Joanne Pierce

Using a Racial Equity Lens to Improve Outcomes for All

Joanne Pierce is currently Deputy Public Health Director with the Durham County Department of Public Health, where she is responsible for administration of programs and services of the Community Health, Nutrition, and Dental Divisions as well as overseeing the Department’s Communications/Public Relations section. She serves as the Department’s internal and external resource to advancing health equity by integrating racial and social justice principles and practices in order to address health inequities in Durham.  She also facilitates cross-systems partner engagement for courageous learning about issues such as cultural competency using an equity lens. Joanne has had a very unique experience of leading two State Offices of Minority Health as Executive Director in North Carolina and Texas where she provided leadership to the state government public health system and health and human services commission to ensure that minority health priorities, policies, and initiatives were addressed in a systemic way and on a statewide basis. Joanne has also served in leadership positions with national nonprofit organizations such as the National Center for Missing and Exploited Children as Texas Regional Program Manager, and the National Epilepsy Foundation as the Center for Disease and Prevention Program Manager, where she coordinated and implemented national initiatives with law enforcement, public health, and safety issues. She received her Bachelor’s degree in Psychology from Howard University and Master’s degrees in Counseling and Public Health from Trinity University and Howard University.

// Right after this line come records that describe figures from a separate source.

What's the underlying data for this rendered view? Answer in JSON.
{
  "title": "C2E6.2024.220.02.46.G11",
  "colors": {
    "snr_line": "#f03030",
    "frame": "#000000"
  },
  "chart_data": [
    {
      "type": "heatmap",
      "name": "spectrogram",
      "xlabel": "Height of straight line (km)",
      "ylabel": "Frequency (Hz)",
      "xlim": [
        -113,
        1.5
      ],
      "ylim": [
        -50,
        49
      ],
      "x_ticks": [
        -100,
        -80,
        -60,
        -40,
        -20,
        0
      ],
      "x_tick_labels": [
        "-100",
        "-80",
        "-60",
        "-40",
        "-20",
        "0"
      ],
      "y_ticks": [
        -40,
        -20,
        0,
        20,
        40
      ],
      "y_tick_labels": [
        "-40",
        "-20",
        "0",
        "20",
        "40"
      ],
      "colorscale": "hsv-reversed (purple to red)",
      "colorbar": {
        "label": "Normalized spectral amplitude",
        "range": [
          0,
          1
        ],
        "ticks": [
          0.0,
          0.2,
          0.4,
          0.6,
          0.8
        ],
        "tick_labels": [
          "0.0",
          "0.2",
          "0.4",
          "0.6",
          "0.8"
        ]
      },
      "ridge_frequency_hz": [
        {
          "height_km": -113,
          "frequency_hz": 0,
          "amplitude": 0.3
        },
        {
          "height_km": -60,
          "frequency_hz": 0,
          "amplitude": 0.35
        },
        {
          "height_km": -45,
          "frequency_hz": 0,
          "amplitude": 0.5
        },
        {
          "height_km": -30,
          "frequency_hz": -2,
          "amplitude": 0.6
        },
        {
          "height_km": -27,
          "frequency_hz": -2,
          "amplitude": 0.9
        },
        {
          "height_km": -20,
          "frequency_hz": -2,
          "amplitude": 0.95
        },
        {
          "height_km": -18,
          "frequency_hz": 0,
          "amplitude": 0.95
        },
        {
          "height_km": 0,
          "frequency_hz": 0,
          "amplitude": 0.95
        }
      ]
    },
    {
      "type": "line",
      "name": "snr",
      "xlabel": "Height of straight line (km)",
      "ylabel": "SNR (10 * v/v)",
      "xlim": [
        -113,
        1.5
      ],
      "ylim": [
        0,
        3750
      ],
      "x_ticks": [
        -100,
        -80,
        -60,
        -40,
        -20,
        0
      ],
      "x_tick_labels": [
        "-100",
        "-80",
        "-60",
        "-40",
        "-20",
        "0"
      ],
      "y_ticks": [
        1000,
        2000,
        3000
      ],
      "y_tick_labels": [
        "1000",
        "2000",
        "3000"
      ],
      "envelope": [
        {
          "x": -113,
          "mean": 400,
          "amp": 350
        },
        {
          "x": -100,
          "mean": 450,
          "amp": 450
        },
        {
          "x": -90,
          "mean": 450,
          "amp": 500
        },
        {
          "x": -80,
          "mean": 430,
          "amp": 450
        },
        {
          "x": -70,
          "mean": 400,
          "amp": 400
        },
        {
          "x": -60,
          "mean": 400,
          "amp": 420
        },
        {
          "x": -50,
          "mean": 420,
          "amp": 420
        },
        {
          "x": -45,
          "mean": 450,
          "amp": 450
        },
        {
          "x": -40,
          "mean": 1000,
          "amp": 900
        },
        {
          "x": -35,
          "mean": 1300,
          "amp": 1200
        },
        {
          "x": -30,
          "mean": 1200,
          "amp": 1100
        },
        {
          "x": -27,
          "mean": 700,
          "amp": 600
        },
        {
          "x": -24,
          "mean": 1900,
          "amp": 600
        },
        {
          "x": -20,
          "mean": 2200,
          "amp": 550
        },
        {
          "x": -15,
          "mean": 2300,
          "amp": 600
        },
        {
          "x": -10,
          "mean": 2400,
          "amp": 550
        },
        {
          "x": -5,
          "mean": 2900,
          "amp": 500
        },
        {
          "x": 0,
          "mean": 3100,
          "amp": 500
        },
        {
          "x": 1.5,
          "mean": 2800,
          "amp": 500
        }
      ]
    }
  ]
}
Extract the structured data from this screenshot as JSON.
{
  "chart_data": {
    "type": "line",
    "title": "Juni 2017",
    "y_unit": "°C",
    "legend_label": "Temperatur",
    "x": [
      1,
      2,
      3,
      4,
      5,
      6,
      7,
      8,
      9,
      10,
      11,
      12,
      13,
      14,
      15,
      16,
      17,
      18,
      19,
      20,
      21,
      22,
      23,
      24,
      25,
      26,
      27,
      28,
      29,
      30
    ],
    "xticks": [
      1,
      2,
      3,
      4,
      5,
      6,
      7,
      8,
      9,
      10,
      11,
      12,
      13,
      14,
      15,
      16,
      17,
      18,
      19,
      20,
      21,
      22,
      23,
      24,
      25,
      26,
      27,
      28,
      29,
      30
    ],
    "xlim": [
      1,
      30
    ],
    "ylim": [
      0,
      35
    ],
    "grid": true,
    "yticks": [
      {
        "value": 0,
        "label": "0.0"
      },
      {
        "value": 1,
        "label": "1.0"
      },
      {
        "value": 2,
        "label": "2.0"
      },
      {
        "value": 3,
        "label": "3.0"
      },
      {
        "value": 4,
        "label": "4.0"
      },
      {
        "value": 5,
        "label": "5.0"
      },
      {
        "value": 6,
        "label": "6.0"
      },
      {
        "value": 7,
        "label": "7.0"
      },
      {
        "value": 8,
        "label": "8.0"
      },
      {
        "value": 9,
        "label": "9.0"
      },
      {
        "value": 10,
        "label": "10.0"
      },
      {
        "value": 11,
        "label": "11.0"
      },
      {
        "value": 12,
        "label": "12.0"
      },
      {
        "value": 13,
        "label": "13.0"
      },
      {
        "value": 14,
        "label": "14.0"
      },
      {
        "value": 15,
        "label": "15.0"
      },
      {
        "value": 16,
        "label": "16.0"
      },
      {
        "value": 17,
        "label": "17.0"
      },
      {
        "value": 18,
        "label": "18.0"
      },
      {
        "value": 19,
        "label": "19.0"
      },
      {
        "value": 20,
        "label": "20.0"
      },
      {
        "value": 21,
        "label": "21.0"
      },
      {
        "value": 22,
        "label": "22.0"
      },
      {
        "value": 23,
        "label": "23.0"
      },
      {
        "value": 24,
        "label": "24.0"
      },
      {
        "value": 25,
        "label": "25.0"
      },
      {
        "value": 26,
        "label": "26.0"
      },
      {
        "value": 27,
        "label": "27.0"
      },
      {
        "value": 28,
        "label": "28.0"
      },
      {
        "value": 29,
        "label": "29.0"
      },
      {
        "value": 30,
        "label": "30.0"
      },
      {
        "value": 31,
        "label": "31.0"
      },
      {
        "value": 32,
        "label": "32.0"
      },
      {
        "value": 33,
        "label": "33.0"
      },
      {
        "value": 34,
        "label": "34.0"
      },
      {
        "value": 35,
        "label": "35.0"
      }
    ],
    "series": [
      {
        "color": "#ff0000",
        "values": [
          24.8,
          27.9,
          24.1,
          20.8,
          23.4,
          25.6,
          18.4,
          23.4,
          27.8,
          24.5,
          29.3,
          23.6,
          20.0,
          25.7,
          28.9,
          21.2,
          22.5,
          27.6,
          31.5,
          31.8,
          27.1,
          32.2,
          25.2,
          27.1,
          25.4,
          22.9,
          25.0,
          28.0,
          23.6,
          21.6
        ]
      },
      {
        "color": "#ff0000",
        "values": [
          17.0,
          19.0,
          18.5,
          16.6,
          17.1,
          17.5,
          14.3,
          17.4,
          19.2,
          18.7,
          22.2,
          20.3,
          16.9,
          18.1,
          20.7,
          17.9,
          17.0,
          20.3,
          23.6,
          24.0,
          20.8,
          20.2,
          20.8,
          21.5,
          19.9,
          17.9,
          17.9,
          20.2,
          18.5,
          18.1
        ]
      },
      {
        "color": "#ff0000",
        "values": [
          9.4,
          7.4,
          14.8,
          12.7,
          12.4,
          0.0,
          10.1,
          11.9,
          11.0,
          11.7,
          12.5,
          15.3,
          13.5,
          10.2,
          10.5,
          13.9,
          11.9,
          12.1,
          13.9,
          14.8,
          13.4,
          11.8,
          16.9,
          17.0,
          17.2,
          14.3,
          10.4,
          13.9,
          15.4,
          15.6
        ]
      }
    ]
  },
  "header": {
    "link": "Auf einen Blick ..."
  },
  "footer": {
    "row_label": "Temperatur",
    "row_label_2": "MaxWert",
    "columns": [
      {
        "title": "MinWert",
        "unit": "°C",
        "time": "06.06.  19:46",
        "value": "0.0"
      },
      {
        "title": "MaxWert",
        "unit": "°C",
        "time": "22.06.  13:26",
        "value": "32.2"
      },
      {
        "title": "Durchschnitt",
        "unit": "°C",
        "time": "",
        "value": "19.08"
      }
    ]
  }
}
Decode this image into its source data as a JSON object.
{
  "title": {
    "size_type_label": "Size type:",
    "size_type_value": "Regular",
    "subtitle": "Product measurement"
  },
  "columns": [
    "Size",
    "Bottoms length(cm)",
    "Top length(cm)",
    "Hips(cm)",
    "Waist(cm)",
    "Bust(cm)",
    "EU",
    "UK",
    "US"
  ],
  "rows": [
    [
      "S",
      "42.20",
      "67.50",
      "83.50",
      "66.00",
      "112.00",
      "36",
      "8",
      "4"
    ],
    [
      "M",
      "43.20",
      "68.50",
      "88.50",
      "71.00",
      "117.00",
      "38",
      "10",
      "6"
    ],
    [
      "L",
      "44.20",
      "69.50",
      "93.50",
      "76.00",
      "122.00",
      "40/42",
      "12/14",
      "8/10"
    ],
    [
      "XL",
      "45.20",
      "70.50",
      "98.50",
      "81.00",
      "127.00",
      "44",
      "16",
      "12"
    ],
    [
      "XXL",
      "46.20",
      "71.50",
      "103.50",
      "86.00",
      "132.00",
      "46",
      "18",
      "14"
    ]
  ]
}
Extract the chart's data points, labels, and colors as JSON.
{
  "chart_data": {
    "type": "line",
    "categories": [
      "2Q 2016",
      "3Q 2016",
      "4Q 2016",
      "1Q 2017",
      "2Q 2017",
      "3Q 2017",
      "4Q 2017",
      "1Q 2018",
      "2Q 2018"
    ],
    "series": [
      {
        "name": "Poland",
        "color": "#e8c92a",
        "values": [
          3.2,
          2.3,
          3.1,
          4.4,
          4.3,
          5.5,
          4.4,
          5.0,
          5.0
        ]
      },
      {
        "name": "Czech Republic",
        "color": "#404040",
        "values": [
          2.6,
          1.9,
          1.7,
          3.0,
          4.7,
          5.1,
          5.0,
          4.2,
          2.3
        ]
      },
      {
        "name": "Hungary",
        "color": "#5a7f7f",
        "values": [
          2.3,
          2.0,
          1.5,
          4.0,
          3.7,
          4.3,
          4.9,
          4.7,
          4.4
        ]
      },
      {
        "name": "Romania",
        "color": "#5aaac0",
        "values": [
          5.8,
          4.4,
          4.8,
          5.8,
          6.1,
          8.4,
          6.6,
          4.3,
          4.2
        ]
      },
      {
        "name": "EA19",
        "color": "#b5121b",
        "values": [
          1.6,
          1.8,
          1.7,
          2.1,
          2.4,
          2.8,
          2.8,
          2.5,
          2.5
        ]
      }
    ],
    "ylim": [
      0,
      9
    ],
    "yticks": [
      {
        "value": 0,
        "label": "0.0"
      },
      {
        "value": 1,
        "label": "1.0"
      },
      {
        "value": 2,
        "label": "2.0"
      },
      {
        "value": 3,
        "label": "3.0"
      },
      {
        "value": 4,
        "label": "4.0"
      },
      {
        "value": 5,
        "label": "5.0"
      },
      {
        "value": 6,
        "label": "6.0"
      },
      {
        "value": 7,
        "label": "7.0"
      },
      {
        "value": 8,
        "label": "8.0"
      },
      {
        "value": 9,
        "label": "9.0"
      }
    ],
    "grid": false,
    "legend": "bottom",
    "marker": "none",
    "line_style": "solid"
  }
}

Bridging Emotional Well-being and Sexual Health: Mindfulness and Self-Compassion as Tools to Build Resilience and Strengthen Emotional Well-being in Adolescence

Dr. Karen Bluth holds a faculty position in the Program on Integrative Medicine at the UNC Chapel Hill School of Medicine. Dr. Bluth’s research focuses on the roles that self-compassion and mindfulness play in promoting well-being in youth. She is co-creator of Making Friends with Yourself: A Mindful Self-Compassion Program for Teens, and will be exploring the impact of this intervention with teens who have depressive symptoms through a NCCIH/NIH grant. Dr. Bluth is an Associate Editor of the academic journal Mindfulness, the author of the forthcoming book The Self-Compassion Workbook for Teens: Mindfulness and Compassion Skills to Overcome Self-Criticism and Embrace Who You Are, and a contributing author of the forthcoming book Project You: More than 50 Ways to Calm Down, De-Stress, and Feel Great. As a mindfulness practitioner for almost 40 years, a mindfulness teacher, and a lifelong educator with 18 years of classroom experience, Dr. Bluth frequently gives talks, conducts workshops, and teaches classes in self-compassion and mindfulness in educational settings and in the community. She received her PhD in Child and Family Studies from The University of Tennessee.